Notes: The implementation must not differentiate on which operation the custom active authority is applied, all operations are treated in same fashion

# Milestones
We propose do split the implmentation into two milestones:

1. Implementation of basic functionaliy to allow custom active permissions and authorities, including `any`, `none` and `lt, le, gt, ge` `asserts`. If deemed necessary by developpers, reduce to only allow one key or one account for every `custom active authority`
2. Evaluation of stateful asserts  `limit`, `limit_monthly` and more sophisticated assert `contains_only` in terms of performance. If positively evaluated, implement

This approach allows as well to add other asserts at a later stage (with a new BSIP).

# Discussion

To be found in the [issue](https://github.com/bitshares/bitshares-core/issues/1061) and [pull request](https://github.com/bitshares/bsips/pull/86).

# Summary for Shareholders

Bad publicity in terms of security can have very negative effect on the BTS value.

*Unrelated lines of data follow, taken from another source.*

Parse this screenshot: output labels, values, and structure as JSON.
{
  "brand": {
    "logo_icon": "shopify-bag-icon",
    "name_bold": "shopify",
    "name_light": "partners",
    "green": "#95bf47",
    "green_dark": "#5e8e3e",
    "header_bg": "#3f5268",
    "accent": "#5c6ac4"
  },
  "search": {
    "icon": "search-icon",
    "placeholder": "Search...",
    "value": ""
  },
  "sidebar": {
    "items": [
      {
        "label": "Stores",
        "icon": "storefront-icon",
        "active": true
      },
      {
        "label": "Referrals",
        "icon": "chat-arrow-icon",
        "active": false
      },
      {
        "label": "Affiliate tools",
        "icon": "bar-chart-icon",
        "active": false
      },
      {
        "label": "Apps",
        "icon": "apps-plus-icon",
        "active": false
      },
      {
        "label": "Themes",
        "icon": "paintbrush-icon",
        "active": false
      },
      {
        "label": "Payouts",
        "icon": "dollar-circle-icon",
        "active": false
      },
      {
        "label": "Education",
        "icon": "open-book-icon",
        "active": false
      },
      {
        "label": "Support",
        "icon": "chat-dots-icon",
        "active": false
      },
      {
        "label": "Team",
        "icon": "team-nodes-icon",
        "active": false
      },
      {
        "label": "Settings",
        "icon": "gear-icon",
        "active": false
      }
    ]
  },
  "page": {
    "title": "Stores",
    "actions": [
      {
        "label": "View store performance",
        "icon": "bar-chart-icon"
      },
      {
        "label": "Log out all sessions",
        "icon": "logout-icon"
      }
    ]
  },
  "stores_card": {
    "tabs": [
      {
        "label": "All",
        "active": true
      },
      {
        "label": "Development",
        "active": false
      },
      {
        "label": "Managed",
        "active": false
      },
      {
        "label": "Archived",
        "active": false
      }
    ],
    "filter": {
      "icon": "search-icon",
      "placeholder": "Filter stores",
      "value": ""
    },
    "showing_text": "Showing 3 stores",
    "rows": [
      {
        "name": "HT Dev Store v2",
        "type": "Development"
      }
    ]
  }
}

This BSIP allows that traders can e.g. use a trading key, witnesses can use their witness key and a faucet can use a faucet key. If then for some reason the key or witness/faucet server becomes compromised, such a key can do little harm to the account holders, minimizing the risk.

This BSIP opens up a lot of use-cases as presented in Motivation section. The intention is to not alter any existing logic of the permission system, which reduces the risk of malfunctioning.

# Copyright

This document is placed in the public domain.